La Destruction des Juifs d'Europe par Raul Hilberg: un résumé

Il est très peu probable que Hitler et les principaux chefs nazis aient envisagé dès 1933 d'assassiner de manière systématique les Juifs, et encore moins qu'ils aient conçu à ce moment ce qui sera l'instrument le plus terrible du génocide, les chambres à gaz. Les Juifs constituèrent cependant une des premières et une des plus importantes cibles de la politique hitlérienne: il s'agissait bien, pour ces racistes extrémistes, d'éliminer les Juifs d'Allemagne, même s'ils ne précisaient pas quel devait être le sens exact de cette élimination, ni ce que signifiait concrètement pour eux «en finir avec la question juive». Très rapidement, ils envisagèrent d'évacuer la population juive d'Allemagne vers des pays étrangers, et, jusqu'au début 41, circula dans les sphères dirigeantes nazies un vague projet d'expulsion vers Madagascar.
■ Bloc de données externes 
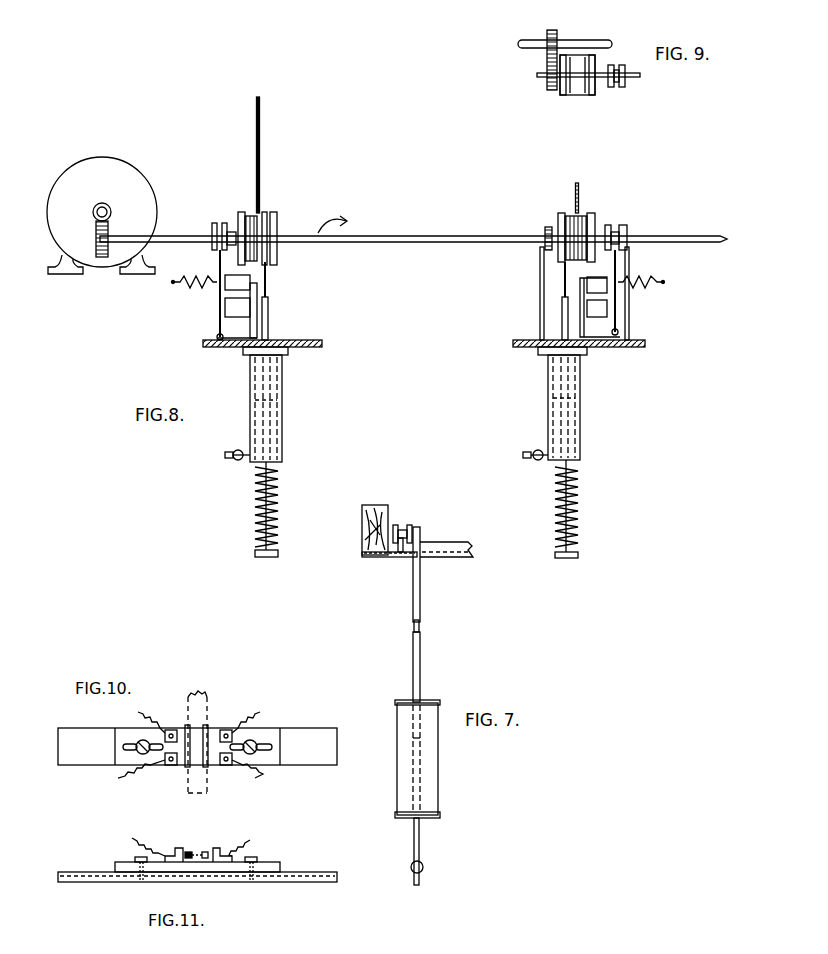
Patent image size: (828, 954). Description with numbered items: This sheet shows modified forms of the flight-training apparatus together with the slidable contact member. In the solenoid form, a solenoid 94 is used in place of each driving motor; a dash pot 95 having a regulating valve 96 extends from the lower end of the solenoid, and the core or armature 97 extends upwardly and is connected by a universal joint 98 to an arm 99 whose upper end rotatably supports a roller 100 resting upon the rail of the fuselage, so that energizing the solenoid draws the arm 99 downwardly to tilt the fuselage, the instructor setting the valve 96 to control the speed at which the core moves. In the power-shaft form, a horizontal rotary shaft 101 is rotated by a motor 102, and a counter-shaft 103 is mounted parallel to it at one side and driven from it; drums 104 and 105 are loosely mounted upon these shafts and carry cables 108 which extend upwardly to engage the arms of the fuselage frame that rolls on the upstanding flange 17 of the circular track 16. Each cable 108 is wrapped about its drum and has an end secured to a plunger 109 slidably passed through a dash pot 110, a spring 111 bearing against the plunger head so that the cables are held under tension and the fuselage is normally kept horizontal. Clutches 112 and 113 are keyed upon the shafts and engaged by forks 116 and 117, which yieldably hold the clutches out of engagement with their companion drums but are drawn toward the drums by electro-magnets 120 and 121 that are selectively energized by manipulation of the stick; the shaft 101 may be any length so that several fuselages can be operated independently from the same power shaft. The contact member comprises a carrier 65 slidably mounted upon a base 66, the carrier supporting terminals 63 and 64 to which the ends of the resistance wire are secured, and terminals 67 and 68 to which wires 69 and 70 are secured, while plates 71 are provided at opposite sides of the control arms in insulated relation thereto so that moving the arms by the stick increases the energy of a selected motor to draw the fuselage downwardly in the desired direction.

In FIG. 7, the circular track 16 is at (362, 556).
In FIG. 7, the upstanding flange 17 is at (440, 542).
In FIG. 10, the terminal 63 is at (226, 765).
In FIG. 10, the terminal 64 is at (166, 765).
In FIG. 11, the terminal 64 is at (178, 848).
In FIG. 10, the carrier 65 is at (265, 758).
In FIG. 11, the carrier 65 is at (220, 868).
In FIG. 10, the base 66 is at (310, 738).
In FIG. 11, the base 66 is at (310, 872).
In FIG. 10, the terminal 67 is at (230, 730).
In FIG. 10, the terminal 68 is at (165, 735).
In FIG. 10, the wire 69 is at (260, 712).
In FIG. 11, the wire 69 is at (251, 840).
In FIG. 10, the wire 70 is at (138, 712).
In FIG. 11, the wire 70 is at (133, 838).
In FIG. 10, the plates 71 is at (186, 724).
In FIG. 11, the plates 71 is at (208, 852).
In FIG. 7, the solenoid 94 is at (440, 770).
In FIG. 7, the dash pot 95 is at (420, 842).
In FIG. 7, the regulating valve 96 is at (424, 866).
In FIG. 7, the core or armature 97 is at (422, 660).
In FIG. 7, the universal joint 98 is at (422, 627).
In FIG. 7, the arm 99 is at (413, 595).
In FIG. 7, the roller 100 is at (405, 523).
In FIG. 9, the rotary shaft 101 is at (585, 42).
In FIG. 8, the rotary shaft 101 is at (410, 232).
In FIG. 8, the motor 102 is at (130, 178).
In FIG. 9, the counter-shaft 103 is at (537, 80).
In FIG. 8, the counter-shaft 103 is at (550, 223).
In FIG. 9, the drum 104 is at (576, 92).
In FIG. 8, the drum 104 is at (596, 214).
In FIG. 8, the drum 105 is at (275, 215).
In FIG. 8, the cable 108 is at (259, 147).
In FIG. 8, the plunger 109 is at (268, 316).
In FIG. 8, the dash pot 110 is at (283, 398).
In FIG. 8, the spring 111 is at (278, 499).
In FIG. 9, the clutch 112 is at (625, 84).
In FIG. 8, the clutch 112 is at (628, 226).
In FIG. 8, the clutch 113 is at (213, 223).
In FIG. 8, the fork 116 is at (615, 268).
In FIG. 8, the fork 117 is at (217, 265).
In FIG. 8, the electro-magnet 120 is at (600, 310).
In FIG. 8, the electro-magnet 121 is at (228, 305).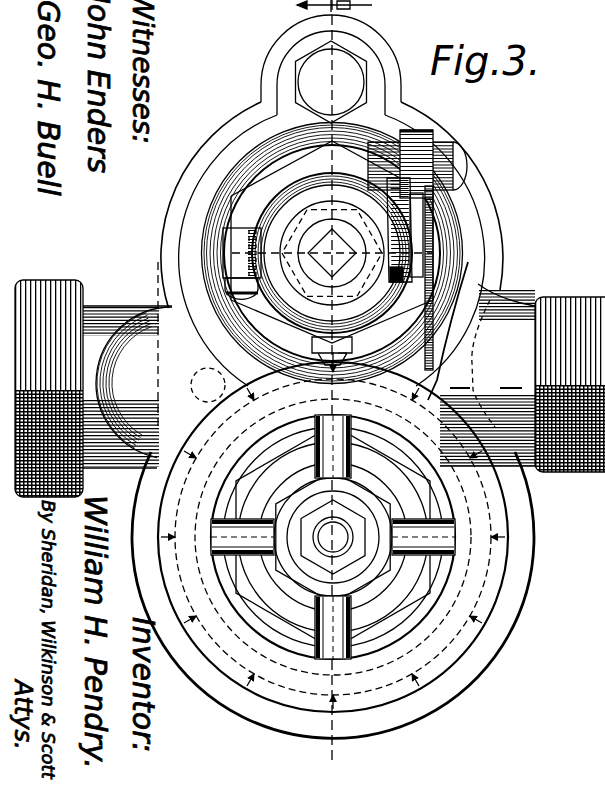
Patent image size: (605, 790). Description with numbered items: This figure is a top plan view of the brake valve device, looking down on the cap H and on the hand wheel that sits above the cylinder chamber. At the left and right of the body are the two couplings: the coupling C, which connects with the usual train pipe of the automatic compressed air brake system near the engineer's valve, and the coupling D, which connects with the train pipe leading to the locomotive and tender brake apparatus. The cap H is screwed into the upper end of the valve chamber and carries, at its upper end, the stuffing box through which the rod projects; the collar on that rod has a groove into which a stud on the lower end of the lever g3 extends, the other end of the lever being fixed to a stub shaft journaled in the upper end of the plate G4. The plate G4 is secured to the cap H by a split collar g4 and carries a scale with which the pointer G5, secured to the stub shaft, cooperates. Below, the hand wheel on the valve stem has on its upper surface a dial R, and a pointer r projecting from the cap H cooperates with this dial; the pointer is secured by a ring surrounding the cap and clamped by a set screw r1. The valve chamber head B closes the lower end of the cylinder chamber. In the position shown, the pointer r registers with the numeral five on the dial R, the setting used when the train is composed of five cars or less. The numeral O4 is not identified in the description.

The pointer r is at (322, 362).
The set screw r1 is at (345, 362).
The split collar g4 is at (224, 244).
The pointer G5 is at (497, 143).
The lever g3 is at (425, 222).
The coupling D is at (49, 388).
The coupling C is at (570, 384).
The plate G4 is at (487, 375).
The valve chamber head B is at (515, 590).
The dial R is at (480, 560).
The graduated dial O4 is at (455, 636).
The cap H is at (333, 537).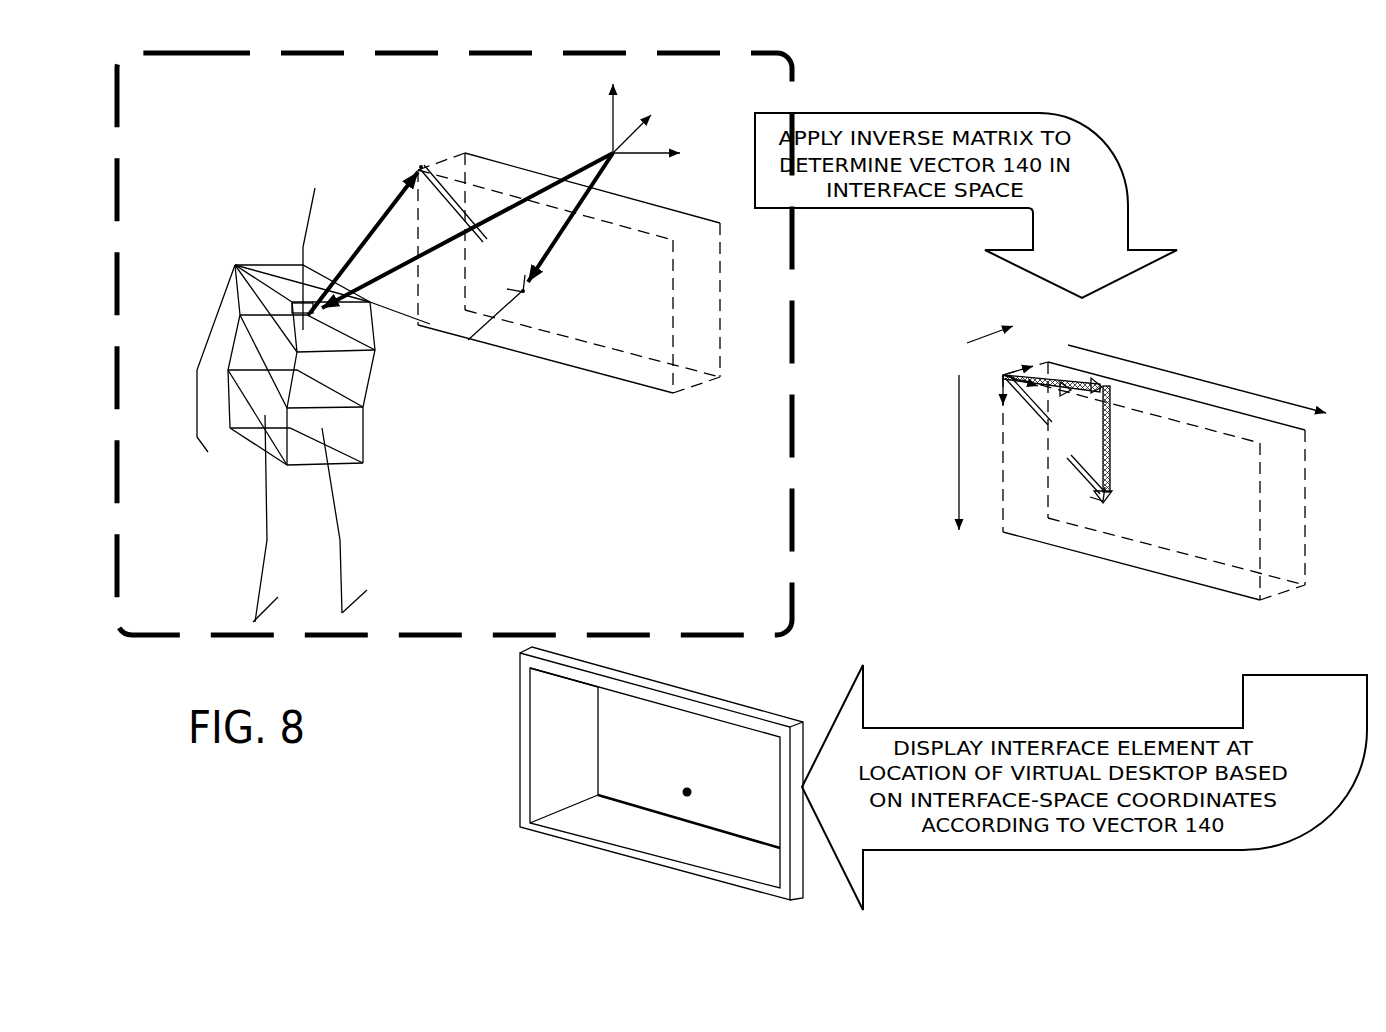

Si le but ultime de cette élimination de «l'influence juive» est donc resté longtemps mal défini (en fait jusqu'à l'été ou l'automne 1941), cette politique, quel que soit son terme, impliquait un certain nombre d'étapes incontournables. Il fallait d'abord définir juridiquement qui était juif (et corrélativement qui ne l'était pas), puis exproprier les Juifs, c'est-à-dire les priver d'un maximum de biens mais aussi de leurs positions acquises dans la société (et reconnues par elle), et ensuite les regrouper systématiquement avant, enfin, leur «élimination» (par le meurtre ou l'émigration) de la société allemande.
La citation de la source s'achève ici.